The purpose of this policy is to provide guidelines to manage security incidents that threaten the confidentiality, integrity or availability of information assets.

The policy applies to all employees, consultants and contractors of the {{organization.name}}. This policy is also applicable to all types of incidents (including but not limited to ones defined in this policy) related to information assets such as IT systems/services and related support systems of {{organization.name}}.

Information security event: Any occurrence related to information assets or the environment indicating a possible compromise of policies or failure of controls, or an unmapped situation that can impact security.

Information security incident: Any event that threatens the confidentiality, integrity, or availability of organization systems, applications, data, or networks. Examples of organization systems include, but are not limited to:

• Server Instances

• End-User Devices (desktops/laptops)

• Mobile devices

• Network equipment

Examples of security incidents include, but aren't limited to:

• Natural Disaster

• Social Unrest

• Radiation Distrurbence

• Physical Damage

• Infrastructure Failure

• Harmful Content

• Executive Succession Required

• Management Succession Reqired

• Staff Succession

• Technical Failure

• Malware

• Technical Attack

• Breach of Rule

• Compromise of Functions

• Comrpomise of Information

There shall be a designated individual responsible for the establishment of information security incident management within the organization i.e overseeing incident management activities including documentation, response, escalation, resolution and analysis of incidents. 

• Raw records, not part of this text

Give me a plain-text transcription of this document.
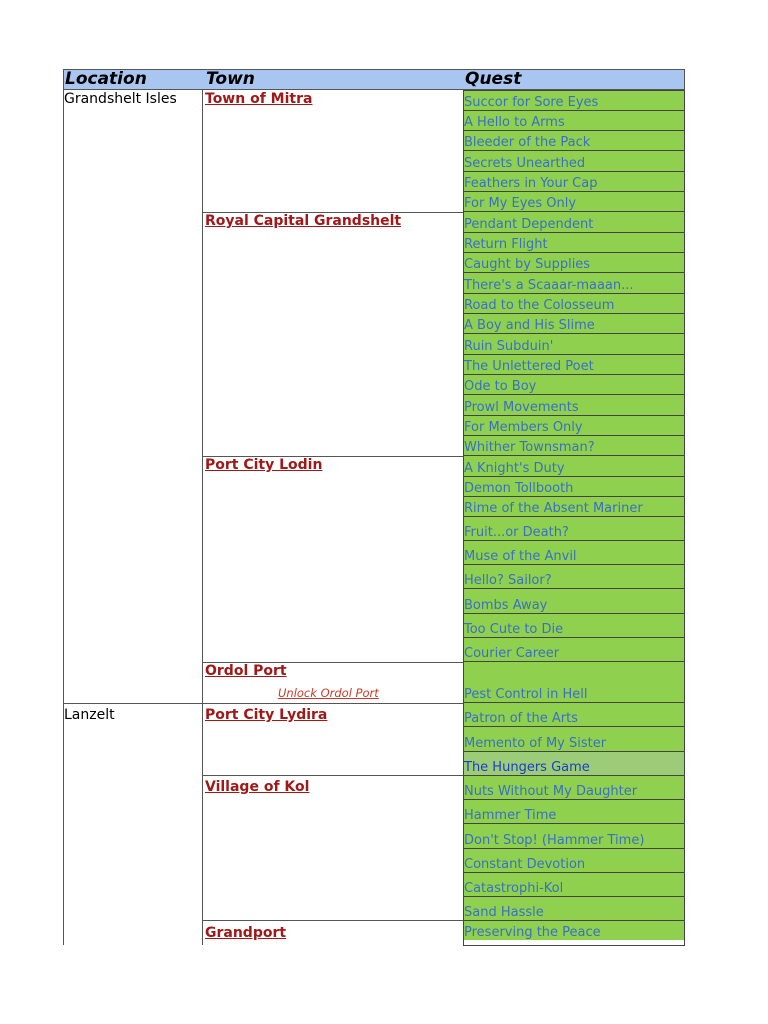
Location	Town	Quest
Grandshelt Isles
Lanzelt
Town of Mitra
Royal Capital Grandshelt
Port City Lodin
Ordol Port
Unlock Ordol Port
Port City Lydira
Village of Kol
Grandport
Succor for Sore Eyes
A Hello to Arms
Bleeder of the Pack
Secrets Unearthed
Feathers in Your Cap
For My Eyes Only
Pendant Dependent
Return Flight
Caught by Supplies
There's a Scaaar-maaan...
Road to the Colosseum
A Boy and His Slime
Ruin Subduin'
The Unlettered Poet
Ode to Boy
Prowl Movements
For Members Only
Whither Townsman?
A Knight's Duty
Demon Tollbooth
Rime of the Absent Mariner
Fruit...or Death?
Muse of the Anvil
Hello? Sailor?
Bombs Away
Too Cute to Die
Courier Career
Pest Control in Hell
Patron of the Arts
Memento of My Sister
The Hungers Game
Nuts Without My Daughter
Hammer Time
Don't Stop! (Hammer Time)
Constant Devotion
Catastrophi-Kol
Sand Hassle
Preserving the Peace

{{organization.name}} should communicate where applicable with its employees, customers and other stakeholders when an incident that impacts them occurs, provide updates during the incident and after the resolution.

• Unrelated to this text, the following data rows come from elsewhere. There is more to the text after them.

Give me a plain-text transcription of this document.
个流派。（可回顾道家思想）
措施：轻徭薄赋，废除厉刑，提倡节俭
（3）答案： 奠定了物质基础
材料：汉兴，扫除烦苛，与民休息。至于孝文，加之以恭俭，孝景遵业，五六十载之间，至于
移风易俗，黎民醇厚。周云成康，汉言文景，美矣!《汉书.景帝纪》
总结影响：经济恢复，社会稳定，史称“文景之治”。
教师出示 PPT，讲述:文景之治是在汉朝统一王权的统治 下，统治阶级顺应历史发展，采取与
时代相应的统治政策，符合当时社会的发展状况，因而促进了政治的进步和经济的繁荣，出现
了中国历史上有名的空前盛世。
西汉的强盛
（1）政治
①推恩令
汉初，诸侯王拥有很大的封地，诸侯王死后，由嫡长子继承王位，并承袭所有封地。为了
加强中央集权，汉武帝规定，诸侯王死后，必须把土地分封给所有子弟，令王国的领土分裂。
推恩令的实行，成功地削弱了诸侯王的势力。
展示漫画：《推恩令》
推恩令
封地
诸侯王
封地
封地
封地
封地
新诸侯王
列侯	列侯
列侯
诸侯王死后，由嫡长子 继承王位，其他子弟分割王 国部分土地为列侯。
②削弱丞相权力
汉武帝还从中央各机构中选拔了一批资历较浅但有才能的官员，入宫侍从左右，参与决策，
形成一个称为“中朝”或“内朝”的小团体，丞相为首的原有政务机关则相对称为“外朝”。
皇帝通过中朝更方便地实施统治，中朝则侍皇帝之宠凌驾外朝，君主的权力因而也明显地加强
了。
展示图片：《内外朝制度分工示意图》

As needed, the security incidents would be reported outside of {{organization.name}}, by a designated person nominated by senior management. Users shall not report to or discuss incidents with other users or external persons as this may affect the company’s reputation or hinder the investigation.

Intrusion attempts, security breaches, theft or loss of hardware, suspicion of an incident or other security related incidents perpetrated against the organization must be reported to the incident management team (See Appendix 1 for details). All known vulnerabilities - in addition to all suspected or known violations must be communicated in a timely manner.

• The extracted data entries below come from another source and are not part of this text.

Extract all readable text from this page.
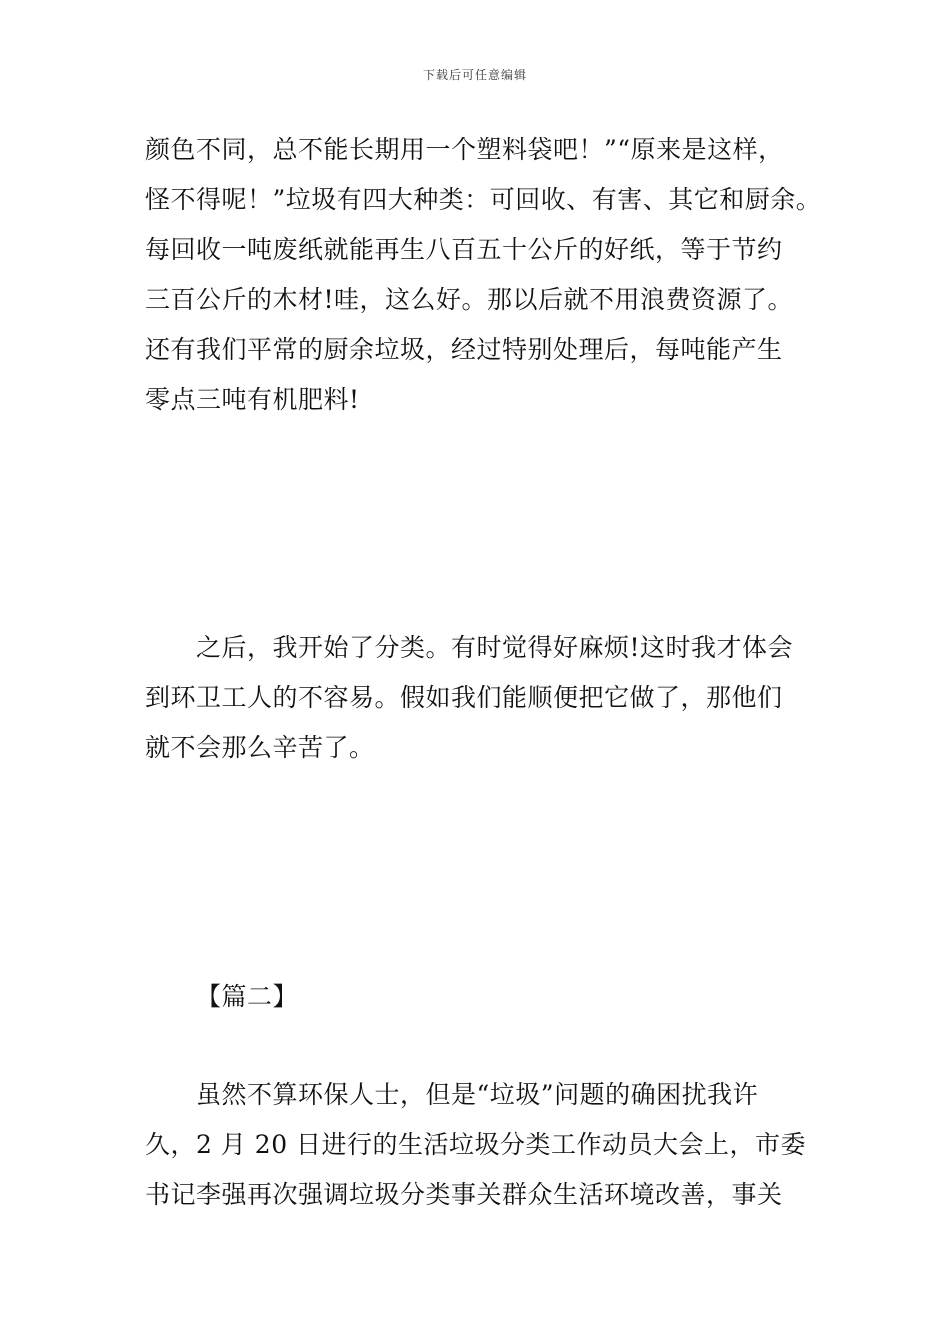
下载后可任意编辑
颜色不同，总不能长期用一个塑料袋吧！”“原来是这样，
怪不得呢！”垃圾有四大种类：可回收、有害、其它和厨余。
每回收一吨废纸就能再生八百五十公斤的好纸，等于节约
三百公斤的木材!哇，这么好。那以后就不用浪费资源了。
还有我们平常的厨余垃圾，经过特别处理后，每吨能产生
零点三吨有机肥料!
之后，我开始了分类。有时觉得好麻烦!这时我才体会
到环卫工人的不容易。假如我们能顺便把它做了，那他们
就不会那么辛苦了。
【篇二】
虽然不算环保人士，但是“垃圾”问题的确困扰我许
久，2 月 20 日进行的生活垃圾分类工作动员大会上，市委
书记李强再次强调垃圾分类事关群众生活环境改善，事关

The post-incident analysis must take place, as necessary, to identify the source of the incident.

All critical servers should be monitored to ensure that users only perform authorized actions and processes. Aspects to be monitored as relevant are audit trails, which record exceptions and other relevant events. Audit trails shall be kept for a defined period to assist in investigations and ongoing access-control monitoring.

Accurate computer system clocks are essential to ensure the accuracy of audit logs, which may be needed for investigations or as evidence in legal or disciplinary cases.

Learnings from incidents shall be incorporated into the {{organization.name}}’s the risk assessment process for continual improvements.

Any breach of information security policies must be reported as soon as possible.

Users should immediately report all incidents pertaining to information security with the below information at a minimum:

• Incident and detection date/time.

• Screen shots, information, or steps to replicate the issue and any information helpful in validating the incident.

• Contextual information helpful in understanding the events.

• Insight on who is it affecting or what systems are affected? Identify specifically the systems and customers involved.

The established Cyber Incident Response (CIR) Procedures determine the initial steps including who should be informed and whether an incident needs to be “escalated”.

Representatives looking into security breaches will be responsible for updating, amending and modifying the status of incidents. The root cause of the incident must be analyzed for taking necessary steps to prevent a recurrence.